On the other hand, following the spinach crisis of 2006, the industry came to a consensus that we simply can’t wait for perfect science to tell us what to do. That means, inevitably, we were accepting that we would err on the side of caution in establishing industry standards.
For processors, who do not own the land or crop that has been flooded, the risk of a problem almost certainly outweighs any benefit from buying this crop.
What John Baillie is urging is a kind of individualized response. Test the flood waters, seek out pathogens and make a decision based on that.
There are opportunities in the metrics to individualize risk assessments but, for the most part, it is an appealing idea but probably impractical. Even if such a test could be done and produce reliable results for all the land subject to flooding — not at all certain — food safety systems depend on easily followed rules, not individualized responses.
Many things that seem to suggest an injustice, say why river water being used for irrigation in one place is OK but river water flooding someplace else renders the crop unsalable, really must be viewed in the context of risk management perspectives and decisions that are, in fact, highly dependent on local risk factors. The chemical and biological hazards associated with regional storm run-off and flooding in the Salinas Valley are likely different than the situation found in another region. The safety margins for replant restrictions may be longer and the potential for transference of contaminants may vary based on the climate and environment.

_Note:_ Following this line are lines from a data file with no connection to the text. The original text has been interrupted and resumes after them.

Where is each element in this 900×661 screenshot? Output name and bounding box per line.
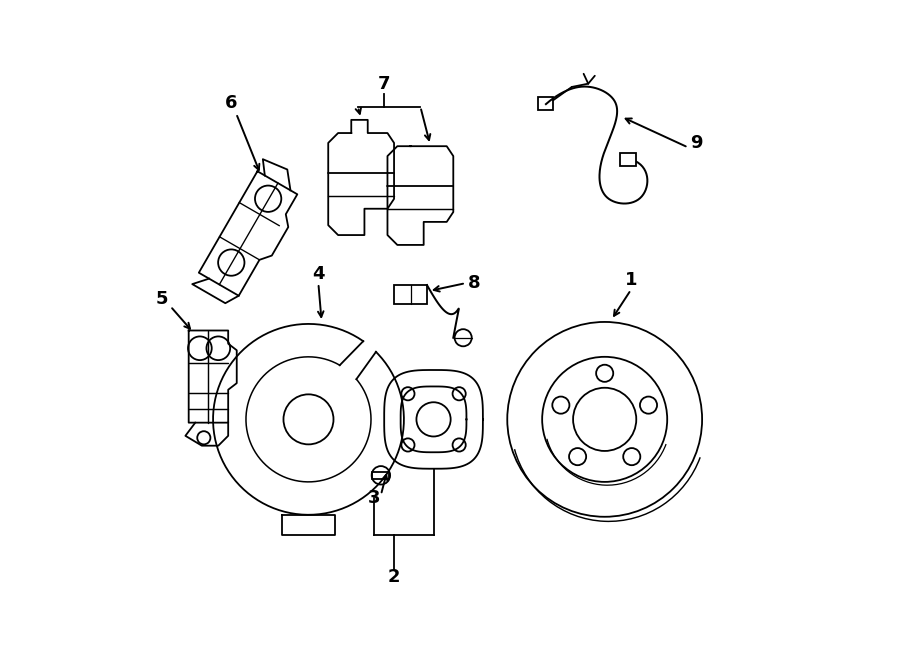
Text: 3: 3 [368,489,381,508]
Text: 7: 7 [378,75,391,93]
Text: 2: 2 [388,568,400,586]
FancyBboxPatch shape [394,285,427,303]
Text: 9: 9 [690,134,703,152]
FancyBboxPatch shape [620,153,635,166]
Text: 4: 4 [312,265,325,283]
Text: 6: 6 [225,95,238,112]
Text: 8: 8 [468,274,481,292]
FancyBboxPatch shape [537,97,554,110]
Text: 1: 1 [625,272,637,290]
Text: 5: 5 [156,290,168,308]
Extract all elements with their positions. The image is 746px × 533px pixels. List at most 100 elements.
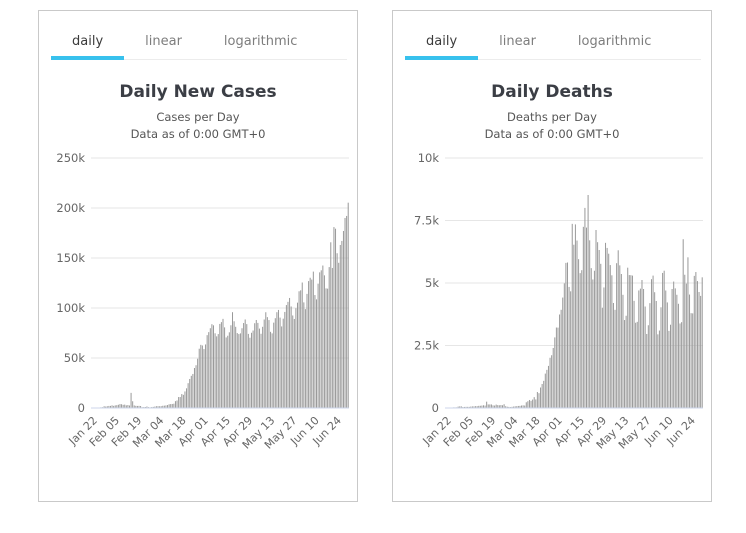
bar[interactable] bbox=[524, 405, 526, 408]
bar[interactable] bbox=[217, 333, 219, 408]
bar[interactable] bbox=[554, 336, 556, 408]
bar[interactable] bbox=[608, 253, 610, 408]
bar[interactable] bbox=[636, 321, 638, 408]
bar[interactable] bbox=[555, 327, 557, 408]
bar[interactable] bbox=[532, 399, 534, 408]
bar[interactable] bbox=[465, 406, 467, 408]
bar[interactable] bbox=[235, 326, 237, 408]
bar[interactable] bbox=[232, 311, 234, 408]
bar[interactable] bbox=[662, 272, 664, 408]
bar[interactable] bbox=[282, 318, 284, 408]
bar[interactable] bbox=[263, 319, 265, 408]
bar[interactable] bbox=[346, 215, 348, 408]
bar[interactable] bbox=[606, 247, 608, 408]
bar[interactable] bbox=[643, 288, 645, 408]
bar[interactable] bbox=[238, 333, 240, 408]
bar[interactable] bbox=[468, 406, 470, 408]
bar[interactable] bbox=[679, 322, 681, 408]
bar[interactable] bbox=[586, 227, 588, 408]
bar[interactable] bbox=[317, 283, 319, 408]
bar[interactable] bbox=[638, 289, 640, 408]
bar[interactable] bbox=[552, 347, 554, 408]
bar[interactable] bbox=[224, 326, 226, 408]
bar[interactable] bbox=[693, 275, 695, 408]
bar[interactable] bbox=[495, 404, 497, 408]
bar[interactable] bbox=[314, 294, 316, 408]
bar[interactable] bbox=[342, 230, 344, 408]
bar[interactable] bbox=[463, 406, 465, 408]
bar[interactable] bbox=[546, 369, 548, 408]
bar[interactable] bbox=[689, 294, 691, 408]
bar[interactable] bbox=[677, 303, 679, 408]
bar[interactable] bbox=[578, 258, 580, 408]
bar[interactable] bbox=[296, 302, 298, 408]
bar[interactable] bbox=[155, 405, 157, 408]
bar[interactable] bbox=[171, 403, 173, 408]
bar[interactable] bbox=[627, 267, 629, 408]
daily-deaths-chart[interactable]: 0 2.5k 5k 7.5k 10k Jan 22 Feb 05 Feb 19 Mar 04 Ma… bbox=[395, 148, 709, 470]
bar[interactable] bbox=[205, 343, 207, 408]
bar[interactable] bbox=[309, 277, 311, 408]
bar[interactable] bbox=[460, 405, 462, 408]
bar[interactable] bbox=[279, 317, 281, 408]
bar[interactable] bbox=[258, 328, 260, 408]
bar[interactable] bbox=[214, 332, 216, 408]
bar[interactable] bbox=[547, 365, 549, 408]
bar[interactable] bbox=[331, 267, 333, 408]
bar[interactable] bbox=[117, 404, 119, 408]
bar[interactable] bbox=[284, 311, 286, 408]
bar[interactable] bbox=[127, 404, 129, 408]
bar[interactable] bbox=[341, 240, 343, 408]
bar[interactable] bbox=[187, 382, 189, 408]
bar[interactable] bbox=[135, 405, 137, 408]
bar[interactable] bbox=[312, 271, 314, 408]
bar[interactable] bbox=[333, 226, 335, 408]
bar[interactable] bbox=[144, 406, 146, 408]
bar[interactable] bbox=[570, 290, 572, 408]
bar[interactable] bbox=[505, 405, 507, 408]
bar[interactable] bbox=[646, 333, 648, 408]
bar[interactable] bbox=[682, 238, 684, 408]
bar[interactable] bbox=[698, 291, 700, 408]
bar[interactable] bbox=[622, 294, 624, 408]
bar[interactable] bbox=[206, 334, 208, 408]
bar[interactable] bbox=[630, 274, 632, 408]
bar[interactable] bbox=[663, 270, 665, 408]
bar[interactable] bbox=[189, 378, 191, 408]
bar[interactable] bbox=[573, 244, 575, 408]
bar[interactable] bbox=[222, 318, 224, 408]
bar[interactable] bbox=[113, 405, 115, 408]
bar[interactable] bbox=[587, 194, 589, 408]
bar[interactable] bbox=[549, 357, 551, 408]
bar[interactable] bbox=[103, 405, 105, 408]
bar[interactable] bbox=[565, 262, 567, 408]
bar[interactable] bbox=[249, 337, 251, 408]
tab-daily[interactable]: daily bbox=[51, 24, 125, 60]
bar[interactable] bbox=[251, 332, 253, 408]
bar[interactable] bbox=[660, 306, 662, 408]
bar[interactable] bbox=[563, 282, 565, 408]
bar[interactable] bbox=[130, 392, 132, 408]
bar[interactable] bbox=[303, 301, 305, 408]
bar[interactable] bbox=[492, 404, 494, 408]
bar[interactable] bbox=[516, 405, 518, 408]
bar[interactable] bbox=[347, 202, 349, 408]
bar[interactable] bbox=[335, 228, 337, 408]
bar[interactable] bbox=[201, 344, 203, 408]
bar[interactable] bbox=[322, 265, 324, 408]
bar[interactable] bbox=[170, 403, 172, 408]
bar[interactable] bbox=[190, 375, 192, 408]
bar[interactable] bbox=[513, 406, 515, 408]
bar[interactable] bbox=[298, 290, 300, 408]
bar[interactable] bbox=[696, 280, 698, 408]
bar[interactable] bbox=[473, 405, 475, 408]
bar[interactable] bbox=[327, 288, 329, 408]
bar[interactable] bbox=[266, 316, 268, 408]
bar[interactable] bbox=[655, 300, 657, 408]
bar[interactable] bbox=[320, 269, 322, 408]
bar[interactable] bbox=[295, 307, 297, 408]
bar[interactable] bbox=[685, 283, 687, 408]
bar[interactable] bbox=[665, 290, 667, 408]
bar[interactable] bbox=[540, 387, 542, 408]
bar[interactable] bbox=[108, 405, 110, 408]
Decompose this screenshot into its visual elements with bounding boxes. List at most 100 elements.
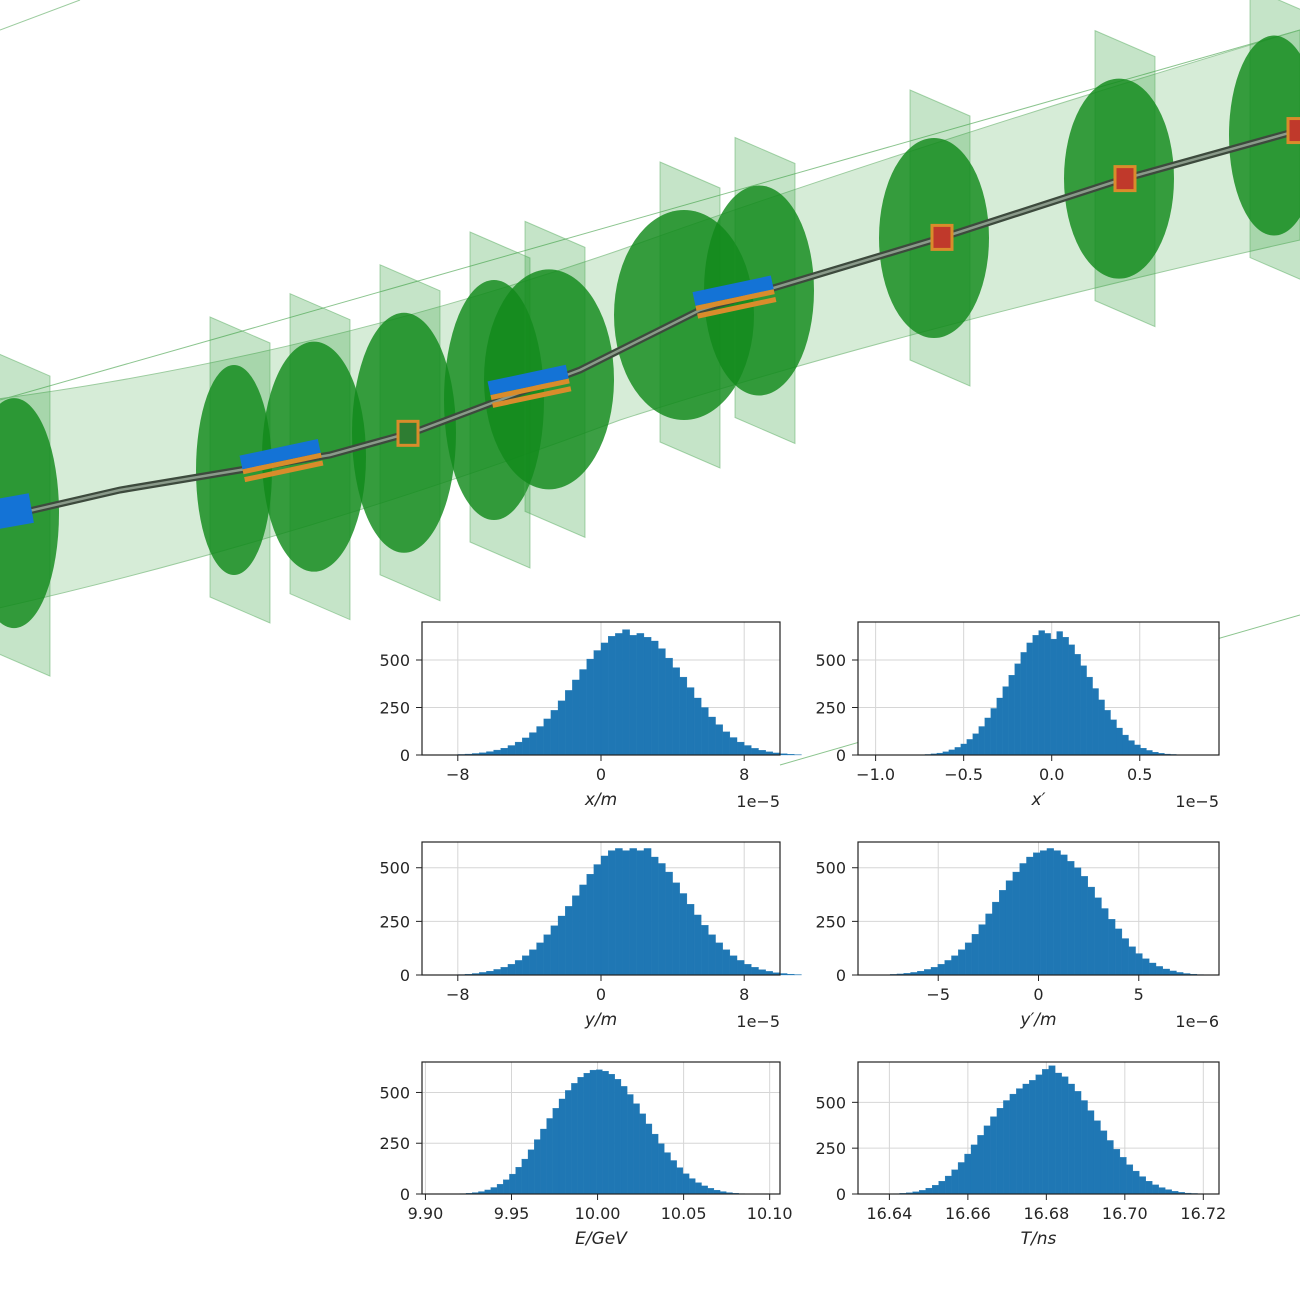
histogram-bar: [686, 904, 695, 976]
histogram-bar: [622, 629, 630, 756]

Not surprisingly, farms in regions that have experienced problems will be held to a higher standard. In fact the founding of the CLGMA was really a consequence of the industry in Salinas saying it wanted higher standards.
Is there any solution for farmers? The obvious two: They either get flood insurance on their crop or, if the land is subject to flooding, look to grow crops that are not eaten raw.
The food safety priority is not a secret, and one impact of the rules of the CLGMA and of the various fresh-cut processors is that it changes the economics of using certain land for certain purposes. That means some farmers will come out winners and others losers. That is not the intent of the food safety rules, but is the effect of all regulatory changes. Farmers are, for better or worse, not exempt from this dynamic.